The death of Celso Mireles, a “dreamer” known as an innovator and artist, shook many in the Phoenix Latino community and those impressed by his kindness, insight and passion.

Mireles,30, died on his way to work Tuesday morning after a pickup hit his motorcycle near 12th Street and Missouri Avenue in Phoenix, police said.

The truck driver was cited with running a red light and driving without a license, police said.

Mireles was born in Ciudad Juarez, Mexico, and grew up in Phoenix. He had a work permit and deferred deportation through the Deferred Action for Childhood Arrivals program, or DACA.

He was a self-taught Web developer and was the “guy behind the scenes” of local and national online campaigns to stop deportations, said his wife, Ileana Salinas.

“He believed in justice,” Salinas said. “He always greeted me with a smile. We fell in love through music.”

Innovating to stop deportations

Mireles co-founded the Arizona Dream Act Coalition, which advocates for immigration reform and for access to higher education for immigrant youths. He played the guitar, wrote songs and poems, and loved riding his motorcycle, Salinas said.

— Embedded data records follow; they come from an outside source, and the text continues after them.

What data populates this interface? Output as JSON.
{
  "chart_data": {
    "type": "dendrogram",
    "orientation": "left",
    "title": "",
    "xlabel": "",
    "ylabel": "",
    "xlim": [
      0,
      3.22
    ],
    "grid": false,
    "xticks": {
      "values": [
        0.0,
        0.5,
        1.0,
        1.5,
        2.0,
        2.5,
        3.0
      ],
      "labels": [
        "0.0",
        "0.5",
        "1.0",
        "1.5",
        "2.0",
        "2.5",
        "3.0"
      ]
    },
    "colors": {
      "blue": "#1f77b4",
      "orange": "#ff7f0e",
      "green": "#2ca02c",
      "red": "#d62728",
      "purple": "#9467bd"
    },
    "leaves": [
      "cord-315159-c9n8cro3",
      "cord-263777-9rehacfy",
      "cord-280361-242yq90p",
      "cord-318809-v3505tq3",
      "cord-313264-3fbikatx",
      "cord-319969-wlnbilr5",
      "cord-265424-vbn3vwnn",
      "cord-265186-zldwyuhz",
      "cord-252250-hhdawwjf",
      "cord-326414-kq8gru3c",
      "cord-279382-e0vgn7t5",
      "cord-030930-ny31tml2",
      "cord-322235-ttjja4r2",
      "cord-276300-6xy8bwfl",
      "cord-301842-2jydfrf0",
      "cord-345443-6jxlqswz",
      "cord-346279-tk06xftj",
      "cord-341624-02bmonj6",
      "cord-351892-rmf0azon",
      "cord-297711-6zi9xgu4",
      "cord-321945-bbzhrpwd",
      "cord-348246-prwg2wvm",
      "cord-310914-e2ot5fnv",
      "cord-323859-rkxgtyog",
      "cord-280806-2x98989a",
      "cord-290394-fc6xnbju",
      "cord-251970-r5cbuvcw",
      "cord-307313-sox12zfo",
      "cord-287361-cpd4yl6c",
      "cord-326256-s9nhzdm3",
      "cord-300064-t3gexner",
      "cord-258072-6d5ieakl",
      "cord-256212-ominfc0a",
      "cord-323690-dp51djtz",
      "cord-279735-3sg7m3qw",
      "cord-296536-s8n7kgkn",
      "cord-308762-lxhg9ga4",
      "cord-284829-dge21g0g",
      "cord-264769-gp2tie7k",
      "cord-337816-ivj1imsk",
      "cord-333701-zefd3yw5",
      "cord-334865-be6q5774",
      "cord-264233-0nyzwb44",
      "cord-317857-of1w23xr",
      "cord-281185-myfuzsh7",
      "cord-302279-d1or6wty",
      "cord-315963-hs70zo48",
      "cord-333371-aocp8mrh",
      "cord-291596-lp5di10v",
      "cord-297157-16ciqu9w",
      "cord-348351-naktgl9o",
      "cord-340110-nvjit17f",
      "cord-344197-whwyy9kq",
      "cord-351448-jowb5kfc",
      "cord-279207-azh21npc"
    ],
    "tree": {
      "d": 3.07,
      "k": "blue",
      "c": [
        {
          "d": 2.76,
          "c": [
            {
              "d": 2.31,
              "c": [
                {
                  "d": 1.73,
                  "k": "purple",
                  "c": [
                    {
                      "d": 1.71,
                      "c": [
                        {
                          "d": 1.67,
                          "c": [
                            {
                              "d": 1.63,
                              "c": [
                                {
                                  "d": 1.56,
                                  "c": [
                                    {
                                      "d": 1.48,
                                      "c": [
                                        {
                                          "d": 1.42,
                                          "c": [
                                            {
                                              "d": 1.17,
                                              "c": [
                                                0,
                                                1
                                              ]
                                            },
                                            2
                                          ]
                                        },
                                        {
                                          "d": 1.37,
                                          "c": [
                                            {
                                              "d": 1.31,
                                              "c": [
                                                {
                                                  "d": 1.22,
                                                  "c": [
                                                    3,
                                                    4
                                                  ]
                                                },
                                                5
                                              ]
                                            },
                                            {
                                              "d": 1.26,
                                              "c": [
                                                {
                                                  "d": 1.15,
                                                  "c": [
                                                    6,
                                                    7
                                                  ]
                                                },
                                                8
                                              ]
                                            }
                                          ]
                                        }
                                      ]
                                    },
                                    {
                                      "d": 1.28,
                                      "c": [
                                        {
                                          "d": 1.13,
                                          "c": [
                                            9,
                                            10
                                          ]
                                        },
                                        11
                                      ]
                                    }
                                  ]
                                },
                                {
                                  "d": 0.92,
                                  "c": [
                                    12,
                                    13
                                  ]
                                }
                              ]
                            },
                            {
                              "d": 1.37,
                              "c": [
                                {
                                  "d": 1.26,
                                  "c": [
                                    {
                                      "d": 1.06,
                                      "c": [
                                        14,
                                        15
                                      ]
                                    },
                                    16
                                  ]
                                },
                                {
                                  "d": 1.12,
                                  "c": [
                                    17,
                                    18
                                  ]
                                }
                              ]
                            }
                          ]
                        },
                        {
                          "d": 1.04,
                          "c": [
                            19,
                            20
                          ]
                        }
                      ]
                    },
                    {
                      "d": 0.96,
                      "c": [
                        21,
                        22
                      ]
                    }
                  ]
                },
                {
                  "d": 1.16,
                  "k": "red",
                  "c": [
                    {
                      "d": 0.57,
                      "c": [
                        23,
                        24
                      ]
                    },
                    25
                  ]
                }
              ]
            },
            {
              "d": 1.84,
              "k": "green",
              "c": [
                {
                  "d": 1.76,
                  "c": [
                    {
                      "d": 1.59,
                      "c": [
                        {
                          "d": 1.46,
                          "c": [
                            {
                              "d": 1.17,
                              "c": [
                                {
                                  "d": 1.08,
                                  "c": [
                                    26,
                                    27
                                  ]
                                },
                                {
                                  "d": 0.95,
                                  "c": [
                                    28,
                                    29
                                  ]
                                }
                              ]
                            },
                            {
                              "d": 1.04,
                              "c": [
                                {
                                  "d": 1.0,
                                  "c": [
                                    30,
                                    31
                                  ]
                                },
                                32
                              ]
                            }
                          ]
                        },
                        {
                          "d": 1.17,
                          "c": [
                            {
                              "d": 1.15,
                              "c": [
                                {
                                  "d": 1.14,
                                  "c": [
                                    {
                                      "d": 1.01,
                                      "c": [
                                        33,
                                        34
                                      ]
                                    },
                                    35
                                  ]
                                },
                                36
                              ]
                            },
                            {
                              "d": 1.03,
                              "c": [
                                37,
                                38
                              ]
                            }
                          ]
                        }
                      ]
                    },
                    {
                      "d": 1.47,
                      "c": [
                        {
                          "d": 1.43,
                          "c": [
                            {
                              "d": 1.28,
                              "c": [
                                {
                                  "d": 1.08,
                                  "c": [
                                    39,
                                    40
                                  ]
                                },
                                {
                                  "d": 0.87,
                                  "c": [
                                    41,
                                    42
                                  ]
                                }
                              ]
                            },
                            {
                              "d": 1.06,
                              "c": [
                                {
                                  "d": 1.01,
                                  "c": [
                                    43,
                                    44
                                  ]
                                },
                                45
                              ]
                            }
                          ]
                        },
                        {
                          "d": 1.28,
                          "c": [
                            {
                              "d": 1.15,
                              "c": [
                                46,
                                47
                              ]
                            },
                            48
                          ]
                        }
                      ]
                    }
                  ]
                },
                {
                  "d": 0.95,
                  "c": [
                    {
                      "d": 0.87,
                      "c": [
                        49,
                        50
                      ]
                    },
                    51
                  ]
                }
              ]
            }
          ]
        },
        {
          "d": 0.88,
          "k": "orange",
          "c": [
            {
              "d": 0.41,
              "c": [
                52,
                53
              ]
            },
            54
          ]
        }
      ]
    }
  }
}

In 2011, Mireles started a tech-support company, Dude Services LLC. On his website, he described himself as a lifelong learner and said he was “Ni de aquí, Ni de allá” ? in Spanish, “Neither from here, nor from there.”

His latest project involved developing a Web application to alert migrants nationwide of confirmed U.S. Immigration and Customs Enforcement raids.

Developing a tool to prevent deportations was his dream, Salinas said.

“He knew that through his work he would only plant a seed, … but we would need to keep on fighting,” Salinas said.

Tributes on social media

In social-media posts Wednesday, dozens of leaders in the local Latino community celebrated Mireles as humble, talented, resourceful and revolutionary.

Raquel Terán, an organizer with Planned Parenthood Arizona, remembered Mireles as an uplifting guitarist whose tunes soothed protesters at immigration rallies and vigils.

Phoenix immigration attorney Daniel Rodriguez said Mireles’s love “was a candle in the shadows” and “touched many people across many border(s).”

Many ended their posts with the words, “Rest In Power.”

The GoFundMe page his family set up to cover funeral costs had raised more than $19,000 as of Wednesday evening.

Mireles also is survived by his parents, Luz Elena and Celso Mireles Sr., and his siblings, Mayra, Guadalupe and Emmanuel.